Tarih boyunca, ideal kadın vücudu algısı sürekli bir dönüşüm içinde oldu. Rönesans'ın dolgun hatlı kadınlarından, 1920'lerin androjenik figürlerine ve 1990'ların aşırı zayıf "heroin chic" trendine kadar, her dönem kendi güzellik standardını dayattı. Günümüzde ise bu dayatmacı akımların yerini, sağlıklı bir beden ve Akdeniz tipi kum saati figürünün ideal olarak kabul gördüğü, daha kapsayıcı bir anlayış alıyor. Uzmanlar, uçlardaki zayıflık ve obezite gibi sağlıksız vücut tipleri yerine, sağlıklı bir metabolizma, güçlü kas ve kemik yapısına sahip olmanın asıl güzellik olduğunu vurguluyor.
TARİHSEL SÜREÇTE DEĞİŞEN GÜZELLİK
Geçmişe baktığımızda, güzellik standartlarının kültürel ve ekonomik koşullara bağlı olarak şekillendiğini görüyoruz.
Rönesans Dönemi (14. - 17. Yüzyıl): Bu dönemde sanat eserlerinde sıkça rastladığımız, yuvarlak hatlı ve dolgun kadın vücutları ideal olarak kabul ediliyordu. Obezite, zenginlik ve bolluk sembolüydü. Peter Paul Rubens'in tablolarındaki kadın figürleri, bu dönemin güzellik anlayışını en iyi yansıtan örneklerdir.
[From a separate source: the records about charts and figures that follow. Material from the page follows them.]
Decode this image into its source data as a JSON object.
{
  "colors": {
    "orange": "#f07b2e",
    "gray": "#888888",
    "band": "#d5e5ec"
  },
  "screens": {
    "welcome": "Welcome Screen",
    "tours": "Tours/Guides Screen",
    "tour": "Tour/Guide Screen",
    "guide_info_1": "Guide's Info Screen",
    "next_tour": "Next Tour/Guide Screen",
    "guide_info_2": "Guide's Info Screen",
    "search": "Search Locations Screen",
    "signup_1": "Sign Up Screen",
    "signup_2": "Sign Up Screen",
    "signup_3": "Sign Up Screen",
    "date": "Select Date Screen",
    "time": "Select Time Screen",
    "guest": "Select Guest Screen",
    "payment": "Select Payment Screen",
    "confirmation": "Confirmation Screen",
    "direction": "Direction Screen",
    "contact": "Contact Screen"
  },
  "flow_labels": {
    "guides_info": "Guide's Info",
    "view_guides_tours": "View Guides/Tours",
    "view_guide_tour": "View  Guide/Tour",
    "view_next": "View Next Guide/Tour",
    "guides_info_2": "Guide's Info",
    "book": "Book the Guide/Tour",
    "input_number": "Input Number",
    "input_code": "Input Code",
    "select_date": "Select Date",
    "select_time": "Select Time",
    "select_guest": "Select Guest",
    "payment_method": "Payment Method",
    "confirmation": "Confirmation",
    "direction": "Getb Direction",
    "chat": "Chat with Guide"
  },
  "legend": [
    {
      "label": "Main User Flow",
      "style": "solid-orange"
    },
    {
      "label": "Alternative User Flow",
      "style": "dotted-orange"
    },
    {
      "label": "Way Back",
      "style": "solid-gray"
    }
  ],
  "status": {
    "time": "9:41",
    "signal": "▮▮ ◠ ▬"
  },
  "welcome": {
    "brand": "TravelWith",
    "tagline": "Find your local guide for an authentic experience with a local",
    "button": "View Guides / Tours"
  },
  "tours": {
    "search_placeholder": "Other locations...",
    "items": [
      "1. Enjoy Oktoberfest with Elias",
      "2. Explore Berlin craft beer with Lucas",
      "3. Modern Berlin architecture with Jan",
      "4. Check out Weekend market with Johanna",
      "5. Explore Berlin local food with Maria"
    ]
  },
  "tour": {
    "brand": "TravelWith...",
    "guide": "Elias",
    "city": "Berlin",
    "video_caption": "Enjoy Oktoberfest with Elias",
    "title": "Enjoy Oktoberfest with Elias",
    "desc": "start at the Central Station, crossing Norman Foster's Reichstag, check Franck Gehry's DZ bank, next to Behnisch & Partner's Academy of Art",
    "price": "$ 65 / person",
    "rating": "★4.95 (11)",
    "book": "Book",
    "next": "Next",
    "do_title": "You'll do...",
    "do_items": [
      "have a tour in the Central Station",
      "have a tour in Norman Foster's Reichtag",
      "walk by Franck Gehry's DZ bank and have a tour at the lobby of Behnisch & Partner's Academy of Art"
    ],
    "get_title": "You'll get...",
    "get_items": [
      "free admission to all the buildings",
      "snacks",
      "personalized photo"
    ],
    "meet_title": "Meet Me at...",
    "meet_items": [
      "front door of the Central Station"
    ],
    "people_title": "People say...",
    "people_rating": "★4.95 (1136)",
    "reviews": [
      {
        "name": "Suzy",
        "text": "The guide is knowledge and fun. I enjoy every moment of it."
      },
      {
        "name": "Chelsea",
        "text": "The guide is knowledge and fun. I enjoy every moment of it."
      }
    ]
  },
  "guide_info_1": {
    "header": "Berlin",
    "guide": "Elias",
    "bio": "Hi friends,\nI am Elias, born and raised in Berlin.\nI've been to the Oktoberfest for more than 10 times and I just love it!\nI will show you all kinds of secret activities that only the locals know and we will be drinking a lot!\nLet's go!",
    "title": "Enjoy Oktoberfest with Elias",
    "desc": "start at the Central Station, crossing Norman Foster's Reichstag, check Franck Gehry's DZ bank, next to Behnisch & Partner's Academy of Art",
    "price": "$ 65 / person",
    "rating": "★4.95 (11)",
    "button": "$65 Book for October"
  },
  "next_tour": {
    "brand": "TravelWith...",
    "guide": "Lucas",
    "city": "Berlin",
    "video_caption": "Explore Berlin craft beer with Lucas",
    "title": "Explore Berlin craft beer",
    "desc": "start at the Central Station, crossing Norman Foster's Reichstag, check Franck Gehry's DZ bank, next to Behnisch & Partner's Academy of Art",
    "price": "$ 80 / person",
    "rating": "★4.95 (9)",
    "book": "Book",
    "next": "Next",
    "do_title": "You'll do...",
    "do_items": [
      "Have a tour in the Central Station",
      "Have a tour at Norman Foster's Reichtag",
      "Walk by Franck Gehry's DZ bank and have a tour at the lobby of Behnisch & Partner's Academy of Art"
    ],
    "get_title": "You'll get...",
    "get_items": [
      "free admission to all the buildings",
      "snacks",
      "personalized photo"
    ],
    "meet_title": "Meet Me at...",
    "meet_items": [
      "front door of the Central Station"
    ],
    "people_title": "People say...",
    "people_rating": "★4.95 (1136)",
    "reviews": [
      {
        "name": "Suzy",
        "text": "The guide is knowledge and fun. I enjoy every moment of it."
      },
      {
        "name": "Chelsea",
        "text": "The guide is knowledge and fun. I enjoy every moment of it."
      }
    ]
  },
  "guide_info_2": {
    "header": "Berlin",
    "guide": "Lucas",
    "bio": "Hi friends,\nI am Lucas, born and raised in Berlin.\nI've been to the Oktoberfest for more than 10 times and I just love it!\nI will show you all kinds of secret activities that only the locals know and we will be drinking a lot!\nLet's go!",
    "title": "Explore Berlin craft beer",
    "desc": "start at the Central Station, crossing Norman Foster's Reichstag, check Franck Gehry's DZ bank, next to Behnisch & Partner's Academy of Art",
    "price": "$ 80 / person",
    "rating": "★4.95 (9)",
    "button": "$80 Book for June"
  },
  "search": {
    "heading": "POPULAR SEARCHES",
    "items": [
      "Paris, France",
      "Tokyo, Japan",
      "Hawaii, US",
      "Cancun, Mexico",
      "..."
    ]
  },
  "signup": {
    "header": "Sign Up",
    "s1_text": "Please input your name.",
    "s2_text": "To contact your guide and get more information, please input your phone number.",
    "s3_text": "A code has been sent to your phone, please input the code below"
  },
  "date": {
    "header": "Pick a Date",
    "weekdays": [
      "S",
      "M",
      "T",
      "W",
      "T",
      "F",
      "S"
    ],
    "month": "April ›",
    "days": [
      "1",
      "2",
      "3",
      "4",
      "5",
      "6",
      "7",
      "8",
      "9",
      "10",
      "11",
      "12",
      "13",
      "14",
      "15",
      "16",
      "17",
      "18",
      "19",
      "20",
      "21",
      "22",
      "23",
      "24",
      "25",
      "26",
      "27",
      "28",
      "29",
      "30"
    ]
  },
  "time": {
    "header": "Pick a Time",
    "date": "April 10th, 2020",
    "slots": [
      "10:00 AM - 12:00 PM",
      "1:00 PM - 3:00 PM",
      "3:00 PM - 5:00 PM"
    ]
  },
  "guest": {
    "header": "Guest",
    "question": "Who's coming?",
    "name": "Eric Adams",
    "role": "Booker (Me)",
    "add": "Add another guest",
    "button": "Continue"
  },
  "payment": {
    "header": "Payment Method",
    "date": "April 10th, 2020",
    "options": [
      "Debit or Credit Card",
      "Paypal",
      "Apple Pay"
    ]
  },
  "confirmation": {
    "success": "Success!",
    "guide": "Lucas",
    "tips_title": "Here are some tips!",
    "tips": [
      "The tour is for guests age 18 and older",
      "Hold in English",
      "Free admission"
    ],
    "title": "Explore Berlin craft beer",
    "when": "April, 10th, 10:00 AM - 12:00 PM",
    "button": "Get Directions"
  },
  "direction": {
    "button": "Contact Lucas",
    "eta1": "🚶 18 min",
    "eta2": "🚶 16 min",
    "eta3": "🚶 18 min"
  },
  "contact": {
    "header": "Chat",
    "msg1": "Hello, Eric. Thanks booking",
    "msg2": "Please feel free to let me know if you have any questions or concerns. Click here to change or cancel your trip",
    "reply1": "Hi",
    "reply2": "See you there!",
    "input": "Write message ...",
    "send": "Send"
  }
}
Viktorya Dönemi (19. Yüzyıl): Korse kullanımı yaygınlaştı. İnce belli, geniş kalçalı ve dolgun göğüslü kadınlar popülerdi. Ancak bu dönemde de aşırı zayıflık, hastalık ve fakirlik belirtisi olarak görülüyordu.

1920'ler ve "Flapper" Akımı: Korse atıldı, vücut hatları gizlendi. Androjenik ve düz bir vücut tipi ideal olarak benimsendi. Dans pistlerinde özgürce hareket edebilmek için vücut hatlarının belirsizleştirilmesi popülerleşti.

1950'ler: Marilyn Monroe ve Kum Saati Figürü: II. Dünya Savaşı sonrası dönemde, kadınsı hatlar yeniden ön plana çıktı. Marilyn Monroe ve Elizabeth Taylor gibi isimler, dolgun göğüsler, ince bel ve geniş kalçalardan oluşan kum saati figürünü popüler hale getirdi.

1990'lar: "Heroin Chic" Trendi: Bu dönemde moda dünyası, aşırı zayıflığı ve androjenik vücutları ideal olarak belirledi. Kate Moss gibi modeller, bu trendin sembolü haline geldi. Ancak bu akım, yeme bozukluklarını tetiklemesi nedeniyle ciddi eleştirilere maruz kaldı.
SAĞLIKLI VÜCUT AKIMI BAŞLADI
Günümüzde, geçmişteki dayatmacı güzellik standartlarının yerini, daha sağlıklı ve kişiye özel bir yaklaşım aldı. Sosyal medya platformları ve bilinçli tüketici hareketleri, "beden pozitifliği" (body positivity) akımını güçlendirdi. Bu akım, her vücut tipinin ve beden formunun güzel olduğunu savunuyor.

Artık ideal olan, uçlarda gezen aşırı zayıflık veya obezite değil; sağlıklı bir cilt, çalışan sağlıklı bir metabolizma, güçlü kas ve kemiklere sahip bir bedendir. Bu yaklaşım, kadınların kendisiyle barışık olmasını teşvik ediyor. Her kadının kendi vücut yapısıyla mutlu olması, kendine iyi bakması ve sağlıklı yaşamı benimsemesi, günümüzün en önemli güzellik kriteri olarak öne çıkıyor. Bu yeni anlayış, güzelliğin dış görünüşten çok, içsel denge ve sağlıkla ilgili olduğunu vurguluyor.